First chemical here that we are looking at that
may result in a type of cancer. Know it well.
Asbestos. With asbestos, this is a topic
that we cover in pulmonology
especially when we start talking about
asbestos in development of lung cancer.
That's your first order of business. Now with
asbestos, who is your patient?
Well all that stuff we will talk about later. With asbestos, it
will come specifically under Restrictive Lung Disease in Pulmonology.
Restrictive Lung Disease. And under restrictive lung
disease, we will talk about a topic called pneumoconiosis.
Are you with me? And if you are confused, that's okay because in
pulmonology we will be spending quite a bit of time with pneumoconiosis.
Asbestos. Your patient might have been working in a
naval shipyard. Or maybe your patient was a roofer.
And with exposure to asbestos, with different types
of fibres that the patient is breathing in.
One is called chrysotile, and by chrysotile it means
that it's a serpentine or the curved like fiber,
which is quite common. Not as carcinogenic as the
other type of fibre and it's known as your,
well, it's dangerous. It's straight and brittle. And that
type of asbestos fiber when breathed in or inhaled,
may then result in a bronchogenic carcinoma. The only
cause in United States of mesothelioma is asbestos.
Now, those patients that are watching commercials, and
on your commercials there is mesothelioma, always comes on.
And therefore patient would think the most common type of
lung cancer that asbestos causes is mesothelioma.
That could not be further from the truth. The most common
type of lung cancer that one would develop after exposure
to asbestos especially the amphibole particle. The
amphibole would be the straight and brittle.

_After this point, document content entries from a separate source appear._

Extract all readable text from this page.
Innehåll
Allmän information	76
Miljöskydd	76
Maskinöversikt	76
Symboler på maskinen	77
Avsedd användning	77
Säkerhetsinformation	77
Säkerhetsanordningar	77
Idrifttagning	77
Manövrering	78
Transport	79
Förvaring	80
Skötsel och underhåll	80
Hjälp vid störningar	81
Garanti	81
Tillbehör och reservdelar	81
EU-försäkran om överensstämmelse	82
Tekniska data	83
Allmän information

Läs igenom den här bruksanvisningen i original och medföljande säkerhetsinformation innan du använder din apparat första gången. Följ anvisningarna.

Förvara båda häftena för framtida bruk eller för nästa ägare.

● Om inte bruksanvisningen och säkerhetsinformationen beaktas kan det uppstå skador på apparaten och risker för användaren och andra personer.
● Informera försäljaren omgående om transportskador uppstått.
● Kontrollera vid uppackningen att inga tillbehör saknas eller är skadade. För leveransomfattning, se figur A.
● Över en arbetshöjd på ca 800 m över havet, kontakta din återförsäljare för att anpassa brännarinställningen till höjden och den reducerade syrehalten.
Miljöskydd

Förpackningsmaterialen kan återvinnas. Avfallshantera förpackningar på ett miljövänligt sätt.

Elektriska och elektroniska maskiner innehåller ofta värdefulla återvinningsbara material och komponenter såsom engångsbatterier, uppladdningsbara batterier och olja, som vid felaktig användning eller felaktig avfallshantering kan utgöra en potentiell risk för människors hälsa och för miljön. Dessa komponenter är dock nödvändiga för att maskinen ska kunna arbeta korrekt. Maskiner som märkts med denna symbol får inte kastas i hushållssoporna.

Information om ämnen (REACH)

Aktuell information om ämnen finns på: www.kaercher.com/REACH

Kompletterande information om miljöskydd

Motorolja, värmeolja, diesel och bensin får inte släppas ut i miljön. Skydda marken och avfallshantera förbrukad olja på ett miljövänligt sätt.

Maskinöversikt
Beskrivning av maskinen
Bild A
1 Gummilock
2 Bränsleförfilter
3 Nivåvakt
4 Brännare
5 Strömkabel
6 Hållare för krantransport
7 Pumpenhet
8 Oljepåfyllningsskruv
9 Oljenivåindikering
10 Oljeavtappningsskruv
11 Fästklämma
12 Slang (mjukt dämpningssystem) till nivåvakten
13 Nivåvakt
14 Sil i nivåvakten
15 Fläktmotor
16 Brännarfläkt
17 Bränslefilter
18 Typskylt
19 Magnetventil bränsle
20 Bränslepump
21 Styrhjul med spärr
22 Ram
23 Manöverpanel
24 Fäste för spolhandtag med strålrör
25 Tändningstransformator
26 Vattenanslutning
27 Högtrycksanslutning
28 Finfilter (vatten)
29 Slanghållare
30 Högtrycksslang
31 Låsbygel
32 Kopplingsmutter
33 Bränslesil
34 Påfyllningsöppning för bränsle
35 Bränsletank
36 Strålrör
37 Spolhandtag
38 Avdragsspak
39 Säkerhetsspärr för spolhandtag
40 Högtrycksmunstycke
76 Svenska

This is much more carcinogenic. Would be bronchogenic carcinoma.
We'll talk about this later but this is a chemical.
Also perhaps renal cell carcinoma but the big one
that you are paying attention to will be lung.
Nitrosamines, asbestos. Other chemicals that you need
to know that may result in cancer include
chromium and nickel. What might you be doing here,
in which the patient develops lung cancer? Mining.
Okay? Mining. Arsenic? mining as well. Now,
when you say mining, be careful,
because you might be mining for coal and that is completely
different. Here you're mining for, well, different metals.
And when you are mining you might then be exposed to
different chemicals. So, maybe it's chromium and nickel,
maybe it's arsenic. Now, when you hear arsenic, by reflex
you should be thinking about apart from the skin,
you should also be thinking about the liver. Two
major organs here. Arsenic, upon exposure,
squamous cell cancer of the lung, squamous cell
cancer of the skin. And in the liver,
a condition known as angiosarcoma of the liver.
Angiosarcoma could take place in a number of organs
but most likely you should be thinking about the liver.
Chromium and nickel, arsenic. Topic, chemicals
that give rise to cancer. Other chemicals that you must
know that are responsible for developing cancer,
vinyl chloride. What industry is your patient working
in and what is your patient being exposed to,
to develop angiosarcoma of the liver with vinyl chloride.
Plastic. Vinyl chloride, a chemical that might be,
or is considered to be carcinogenic. Now this one is interesting.
It's unfortunate. Your patient comes in with a cancer,
and indications show that chemotherapy must be started. And
the particular chemotherapeutic agent that you choose to
administer your patient will be an alkylating agent. Unfortunately
while treating your patient for cancer with alkylating agent,
your patient develops a secondary cancer. Unfortunate.
It might be either leukaemia or lymphoma.
That is how to interpret alkylating agent. Napthylamine.
Napthylamine could be found with perhaps cigarette.
And with cigarettes though there is other chemicals
including aromatic amines, hydrocarbons are big ones.
And when you are smoking, the type of cancers
that you may develop include in the lung,
small cell lung cancer and squamous cell lung cancer.
Both of those. Lung, also urinary bladder.
So with smoking you might then develop transitional cell cancer
of the urinary bladder. We'll talk further about that later.